Image Credit: Jim Dyson/Getty Images
Sometimes, even rockstars have curfews.
Bruce Springsteen and the E Street Band were cut short during a joint performance with Paul McCartney in London’s Hyde Park last night. According to The Guardian, promoters shutdown the event after the three-hour concert pushed past its 10:30 p.m. curfew time.
E Street Band guitarist Steven Van Zandt took to Twitter following the performance to vent his frustrations. “One of the great gigs ever in my opinion. But seriously, when did England become a police state?” he said, shortly afterward adding, “We break curfews in every country but only English cops needs to “punish us” by not letting us leave until the entire crowd goes.”
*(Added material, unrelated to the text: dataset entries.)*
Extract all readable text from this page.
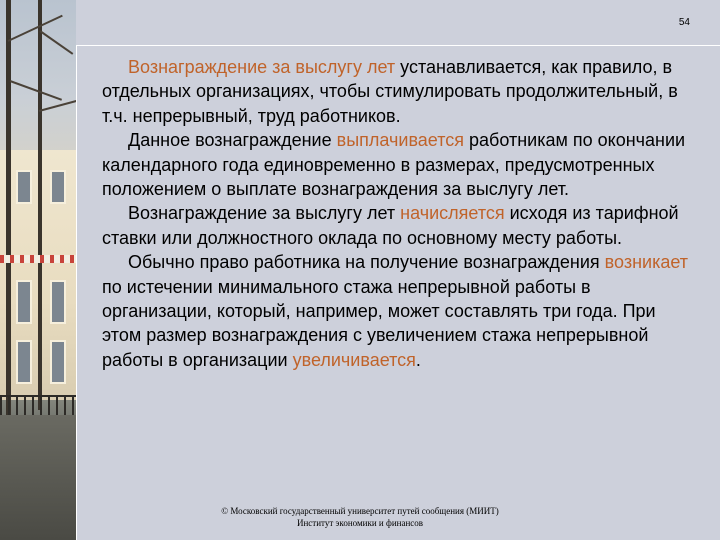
54

Вознаграждение за выслугу лет устанавливается, как правило, в отдельных организациях, чтобы стимулировать продолжительный, в т.ч. непрерывный, труд работников.

Данное вознаграждение выплачивается работникам по окончании календарного года единовременно в размерах, предусмотренных положением о выплате вознаграждения за выслугу лет.

Вознаграждение за выслугу лет начисляется исходя из тарифной ставки или должностного оклада по основному месту работы.

Обычно право работника на получение вознаграждения возникает по истечении минимального стажа непрерывной работы в организации, который, например, может составлять три года. При этом размер вознаграждения с увеличением стажа непрерывной работы в организации увеличивается.

© Московский государственный университет путей сообщения (МИИТ)
Институт экономики и финансов
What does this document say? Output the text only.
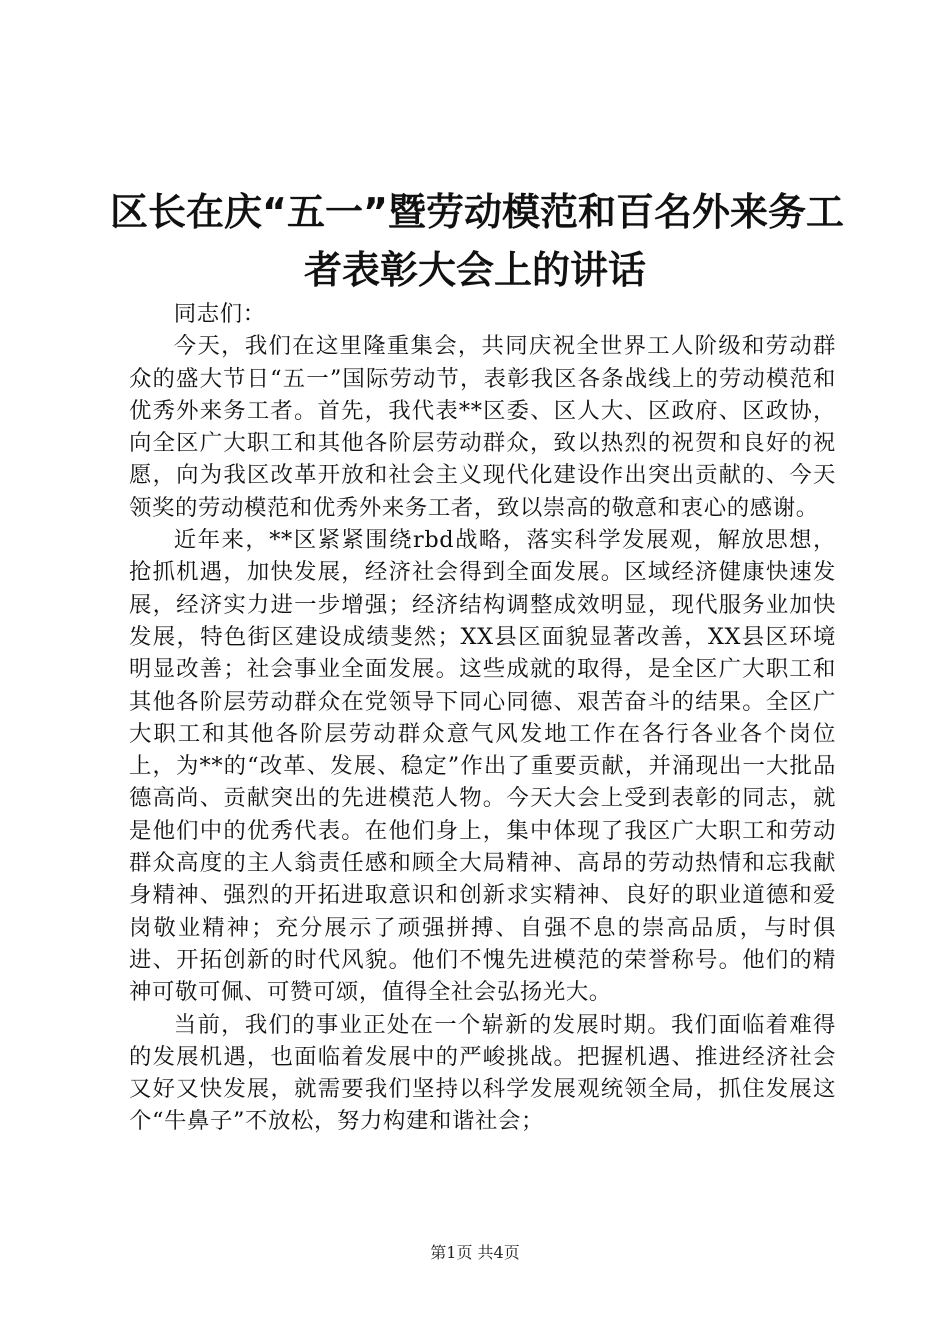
区长在庆“五一”暨劳动模范和百名外来务工
者表彰大会上的讲话

同志们：

今天，我们在这里隆重集会，共同庆祝全世界工人阶级和劳动群众的盛大节日“五一”国际劳动节，表彰我区各条战线上的劳动模范和优秀外来务工者。首先，我代表**区委、区人大、区政府、区政协，向全区广大职工和其他各阶层劳动群众，致以热烈的祝贺和良好的祝愿，向为我区改革开放和社会主义现代化建设作出突出贡献的、今天领奖的劳动模范和优秀外来务工者，致以崇高的敬意和衷心的感谢。

近年来，**区紧紧围绕rbd战略，落实科学发展观，解放思想，抢抓机遇，加快发展，经济社会得到全面发展。区域经济健康快速发展，经济实力进一步增强；经济结构调整成效明显，现代服务业加快发展，特色街区建设成绩斐然；XX县区面貌显著改善，XX县区环境明显改善；社会事业全面发展。这些成就的取得，是全区广大职工和其他各阶层劳动群众在党领导下同心同德、艰苦奋斗的结果。全区广大职工和其他各阶层劳动群众意气风发地工作在各行各业各个岗位上，为**的“改革、发展、稳定”作出了重要贡献，并涌现出一大批品德高尚、贡献突出的先进模范人物。今天大会上受到表彰的同志，就是他们中的优秀代表。在他们身上，集中体现了我区广大职工和劳动群众高度的主人翁责任感和顾全大局精神、高昂的劳动热情和忘我献身精神、强烈的开拓进取意识和创新求实精神、良好的职业道德和爱岗敬业精神；充分展示了顽强拼搏、自强不息的崇高品质，与时俱进、开拓创新的时代风貌。他们不愧先进模范的荣誉称号。他们的精神可敬可佩、可赞可颂，值得全社会弘扬光大。

当前，我们的事业正处在一个崭新的发展时期。我们面临着难得的发展机遇，也面临着发展中的严峻挑战。把握机遇、推进经济社会又好又快发展，就需要我们坚持以科学发展观统领全局，抓住发展这个“牛鼻子”不放松，努力构建和谐社会；

第1页 共4页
McCartney had joined Springsteen and his band on stage to perform a couple of Beatles classics, but their mics were turned off right as they were about to head into a new number. The fans—there were apparently 76,000 people in attendance—reportedly began booing when they realized the sound was off, but they weren’t the only one disappointed with the decision. Even London’s mayor, Boris Johnson, criticized the promoter’s call to abide so strictly to the curfew—which was pre-determined by the Westminister’s Council—during a London radio interview on Sunday. “It sounds to me like an excessively efficacious decision. You won’t get that during the Olympics,” he reportedly said. “If they’d have called me, my answer would have been for them to jam in the name of the Lord.”